Lawyer for Brooks’ family: ‘People sick of seeing black men murdered’

Rayshard Brooks, 27, was the father of three daughters and also had a stepson, an attorney for his family said. (Family photo)
Rayshard Brooks, 27, was the father of three daughters and also had a stepson, an attorney for his family said. (Family photo)

As attorneys huddled with heartbroken family members Saturday afternoon, a birthday party was under way for one of Rayshard Brooks’ three daughters.

She was in her best dress, waiting on her father to take her skating to celebrate her 8th year. She was oblivious to the adults’ grim conversation.

"What is it going to take? How many more examples are we going to take?” said attorney Chris Stewart, hired by Brooks’ family.

The 27-year-old Atlanta man was shot in the back and killed late Friday at a downtown Wendy’s restaurant by an Atlanta police officer. APD was called to the scene to check on Brooks, who had fallen asleep in his car.

He was shot as he tried to flee with a taser in hand.

The identity of the officer who fired the lethal bullets has not yet been confirmed by Atlanta police. Mayor Keisha Lane Bottoms said Saturday she believes he should be fired.

That decision will not be be made by APD Chief Erika Shields, who submitted her resignation, a stunning turn of events that has put the city back on edge.

Protesters clashed with police as the skies darkened. At one point they managed to block the Downtown Connector.

"People are sick of seeing black men murdered,” said  Stewart, who has been involved in many of the high-profile police shootings of the last five years.

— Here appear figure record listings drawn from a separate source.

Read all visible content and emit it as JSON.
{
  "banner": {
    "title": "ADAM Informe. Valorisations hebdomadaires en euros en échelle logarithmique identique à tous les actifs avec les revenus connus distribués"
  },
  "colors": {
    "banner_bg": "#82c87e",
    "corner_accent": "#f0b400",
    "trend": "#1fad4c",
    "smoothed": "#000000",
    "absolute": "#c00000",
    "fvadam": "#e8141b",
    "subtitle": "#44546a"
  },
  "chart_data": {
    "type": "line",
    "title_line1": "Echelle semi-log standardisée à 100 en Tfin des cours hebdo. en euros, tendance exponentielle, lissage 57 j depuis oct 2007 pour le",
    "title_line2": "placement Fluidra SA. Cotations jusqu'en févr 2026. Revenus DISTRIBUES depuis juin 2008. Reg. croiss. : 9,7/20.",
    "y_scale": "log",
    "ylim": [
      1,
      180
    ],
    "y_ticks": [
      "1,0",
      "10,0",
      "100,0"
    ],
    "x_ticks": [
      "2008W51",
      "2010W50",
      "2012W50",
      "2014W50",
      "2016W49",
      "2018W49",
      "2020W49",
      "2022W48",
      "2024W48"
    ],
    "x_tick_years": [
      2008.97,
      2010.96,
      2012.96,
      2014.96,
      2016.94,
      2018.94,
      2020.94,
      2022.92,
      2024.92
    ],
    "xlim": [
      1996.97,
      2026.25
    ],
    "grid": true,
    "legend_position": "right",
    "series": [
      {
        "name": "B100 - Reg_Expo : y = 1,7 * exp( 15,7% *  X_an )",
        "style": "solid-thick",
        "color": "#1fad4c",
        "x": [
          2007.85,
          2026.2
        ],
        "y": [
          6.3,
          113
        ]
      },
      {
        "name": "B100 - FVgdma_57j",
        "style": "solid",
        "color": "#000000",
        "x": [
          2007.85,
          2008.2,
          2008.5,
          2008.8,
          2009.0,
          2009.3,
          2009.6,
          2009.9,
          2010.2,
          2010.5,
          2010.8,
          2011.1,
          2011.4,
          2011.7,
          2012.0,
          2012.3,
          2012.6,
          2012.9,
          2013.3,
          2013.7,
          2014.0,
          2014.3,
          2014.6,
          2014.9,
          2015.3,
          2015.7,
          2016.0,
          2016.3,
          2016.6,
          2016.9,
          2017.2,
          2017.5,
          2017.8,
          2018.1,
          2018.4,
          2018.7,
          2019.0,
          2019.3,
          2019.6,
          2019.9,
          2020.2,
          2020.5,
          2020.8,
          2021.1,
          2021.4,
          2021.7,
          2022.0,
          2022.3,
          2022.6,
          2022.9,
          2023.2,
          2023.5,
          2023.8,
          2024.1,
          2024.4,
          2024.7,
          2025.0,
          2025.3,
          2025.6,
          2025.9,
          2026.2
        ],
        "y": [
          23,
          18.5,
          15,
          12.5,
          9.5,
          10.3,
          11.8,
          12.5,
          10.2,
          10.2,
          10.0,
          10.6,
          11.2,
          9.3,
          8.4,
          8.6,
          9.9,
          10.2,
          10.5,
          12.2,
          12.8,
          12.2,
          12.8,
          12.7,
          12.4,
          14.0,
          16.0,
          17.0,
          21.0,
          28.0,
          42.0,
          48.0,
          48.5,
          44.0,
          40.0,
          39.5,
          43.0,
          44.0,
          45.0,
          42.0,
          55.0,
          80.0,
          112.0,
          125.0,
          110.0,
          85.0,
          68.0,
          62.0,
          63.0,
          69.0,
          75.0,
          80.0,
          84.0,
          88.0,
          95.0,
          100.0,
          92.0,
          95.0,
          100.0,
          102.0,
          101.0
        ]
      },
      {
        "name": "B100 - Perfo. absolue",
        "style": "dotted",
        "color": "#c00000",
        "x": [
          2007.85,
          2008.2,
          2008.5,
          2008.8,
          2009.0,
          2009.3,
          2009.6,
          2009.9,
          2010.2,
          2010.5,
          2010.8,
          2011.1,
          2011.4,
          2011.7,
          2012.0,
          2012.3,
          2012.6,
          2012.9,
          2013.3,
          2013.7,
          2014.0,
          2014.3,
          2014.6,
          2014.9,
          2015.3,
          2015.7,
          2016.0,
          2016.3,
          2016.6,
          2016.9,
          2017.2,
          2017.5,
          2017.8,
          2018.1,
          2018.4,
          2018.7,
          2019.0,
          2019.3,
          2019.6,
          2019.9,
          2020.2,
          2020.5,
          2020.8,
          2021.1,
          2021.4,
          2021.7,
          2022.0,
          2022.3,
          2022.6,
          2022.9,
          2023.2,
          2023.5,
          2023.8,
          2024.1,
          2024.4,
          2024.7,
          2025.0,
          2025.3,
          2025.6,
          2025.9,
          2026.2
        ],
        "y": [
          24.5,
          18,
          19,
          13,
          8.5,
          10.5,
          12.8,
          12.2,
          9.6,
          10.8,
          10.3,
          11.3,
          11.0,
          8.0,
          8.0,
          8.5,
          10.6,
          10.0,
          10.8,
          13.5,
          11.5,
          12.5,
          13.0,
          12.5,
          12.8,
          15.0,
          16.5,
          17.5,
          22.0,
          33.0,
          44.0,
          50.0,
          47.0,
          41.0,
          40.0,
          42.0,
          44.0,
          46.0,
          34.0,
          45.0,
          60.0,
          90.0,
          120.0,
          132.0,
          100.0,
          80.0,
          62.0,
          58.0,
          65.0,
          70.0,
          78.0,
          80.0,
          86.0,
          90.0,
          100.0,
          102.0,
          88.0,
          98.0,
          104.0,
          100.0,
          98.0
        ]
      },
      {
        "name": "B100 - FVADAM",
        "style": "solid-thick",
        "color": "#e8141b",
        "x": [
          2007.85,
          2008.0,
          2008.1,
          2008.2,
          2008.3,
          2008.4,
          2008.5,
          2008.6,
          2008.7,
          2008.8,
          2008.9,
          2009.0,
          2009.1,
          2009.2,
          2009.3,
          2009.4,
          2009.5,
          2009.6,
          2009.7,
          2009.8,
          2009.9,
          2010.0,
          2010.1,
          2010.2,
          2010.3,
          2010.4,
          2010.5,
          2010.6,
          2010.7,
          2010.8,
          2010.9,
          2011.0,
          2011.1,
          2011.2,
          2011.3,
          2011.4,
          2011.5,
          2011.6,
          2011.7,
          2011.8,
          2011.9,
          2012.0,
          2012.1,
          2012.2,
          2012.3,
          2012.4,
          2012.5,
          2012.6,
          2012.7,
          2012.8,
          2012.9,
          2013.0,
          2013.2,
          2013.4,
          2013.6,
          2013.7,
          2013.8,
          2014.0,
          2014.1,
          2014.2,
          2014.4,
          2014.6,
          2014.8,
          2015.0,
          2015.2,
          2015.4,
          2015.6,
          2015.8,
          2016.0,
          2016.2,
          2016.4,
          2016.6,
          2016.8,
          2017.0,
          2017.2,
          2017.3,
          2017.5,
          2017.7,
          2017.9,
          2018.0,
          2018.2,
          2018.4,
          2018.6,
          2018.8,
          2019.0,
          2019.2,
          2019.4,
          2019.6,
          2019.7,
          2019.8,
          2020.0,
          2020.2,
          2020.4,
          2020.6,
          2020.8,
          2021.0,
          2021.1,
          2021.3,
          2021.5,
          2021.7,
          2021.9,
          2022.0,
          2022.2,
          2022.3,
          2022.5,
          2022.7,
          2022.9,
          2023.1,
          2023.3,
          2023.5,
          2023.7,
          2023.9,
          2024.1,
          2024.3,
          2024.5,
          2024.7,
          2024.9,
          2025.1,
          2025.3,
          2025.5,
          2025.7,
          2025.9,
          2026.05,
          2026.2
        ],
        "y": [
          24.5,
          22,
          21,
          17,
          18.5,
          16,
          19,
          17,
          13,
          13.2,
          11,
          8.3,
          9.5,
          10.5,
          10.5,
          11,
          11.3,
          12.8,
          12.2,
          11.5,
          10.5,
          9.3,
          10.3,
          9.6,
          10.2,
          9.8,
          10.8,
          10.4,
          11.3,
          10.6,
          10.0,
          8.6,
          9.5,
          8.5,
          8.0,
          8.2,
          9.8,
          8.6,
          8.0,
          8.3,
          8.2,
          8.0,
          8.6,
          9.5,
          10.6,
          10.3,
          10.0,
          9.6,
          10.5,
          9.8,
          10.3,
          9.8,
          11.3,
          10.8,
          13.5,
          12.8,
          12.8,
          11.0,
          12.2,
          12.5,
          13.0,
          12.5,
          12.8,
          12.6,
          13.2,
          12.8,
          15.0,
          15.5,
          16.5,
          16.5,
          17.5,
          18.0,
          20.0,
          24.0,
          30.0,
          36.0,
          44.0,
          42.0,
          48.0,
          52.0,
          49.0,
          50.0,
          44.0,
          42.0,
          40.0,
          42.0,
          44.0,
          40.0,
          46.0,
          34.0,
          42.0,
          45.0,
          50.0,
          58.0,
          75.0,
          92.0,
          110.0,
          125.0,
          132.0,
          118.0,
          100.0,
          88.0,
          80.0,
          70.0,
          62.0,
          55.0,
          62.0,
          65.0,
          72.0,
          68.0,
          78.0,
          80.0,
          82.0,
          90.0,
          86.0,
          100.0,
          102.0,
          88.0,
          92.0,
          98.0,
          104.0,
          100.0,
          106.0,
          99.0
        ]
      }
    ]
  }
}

He said he was heartbroken seeing an all-too familiar narrative play out again.

“We’re just tired,” Stewart said at a press conference Saturday night. “If you don't understand that ... then you may be the problem."

The attorneys spent Saturday talking to witnesses. Before rendering aid to Brooks, Stewart said the officers put on plastic gloves and collected shell casings. They waited two minutes and 16 seconds before checking Brooks’ pulse, Stewart said.

Witnesses expressed surprise at how events unfolded. At first, the officers appeared to be having a calm conversation with Brooks.

“Then all of the sudden one of the officers grabbed him and told him he was under arrest,” Stewart said. “He wasn't blocking the line. Why was he even under arrest?”

“You know how this could be avoided?” he continued. “Talk to him. Why is that so hard for police officers? A conversation."

Brooks was never given a field sobriety test, said Stewart, contradicting the GBI, which said a test was administered and Brooks failed it. The GBI, which is investigating the shooting, said Brooks resisted arrest and fought with the officers.

But the officers’ safety, Stewart maintains, was never at risk.

"In Georgia, a Taser is not a deadly weapon,” he said. “That's the law.”

The family met Saturday with Fulton County District Attorney Paul Howard. The veteran prosecutor, who faces a runoff in two months against his former chief deputy, Fani Willis, said his office “has already launched an intense, independent investigation of the incident.”

Stewart sounded almost defeated as he talked to reporters.

"Even I'm starting to lose hope,” he said. “And that's hard."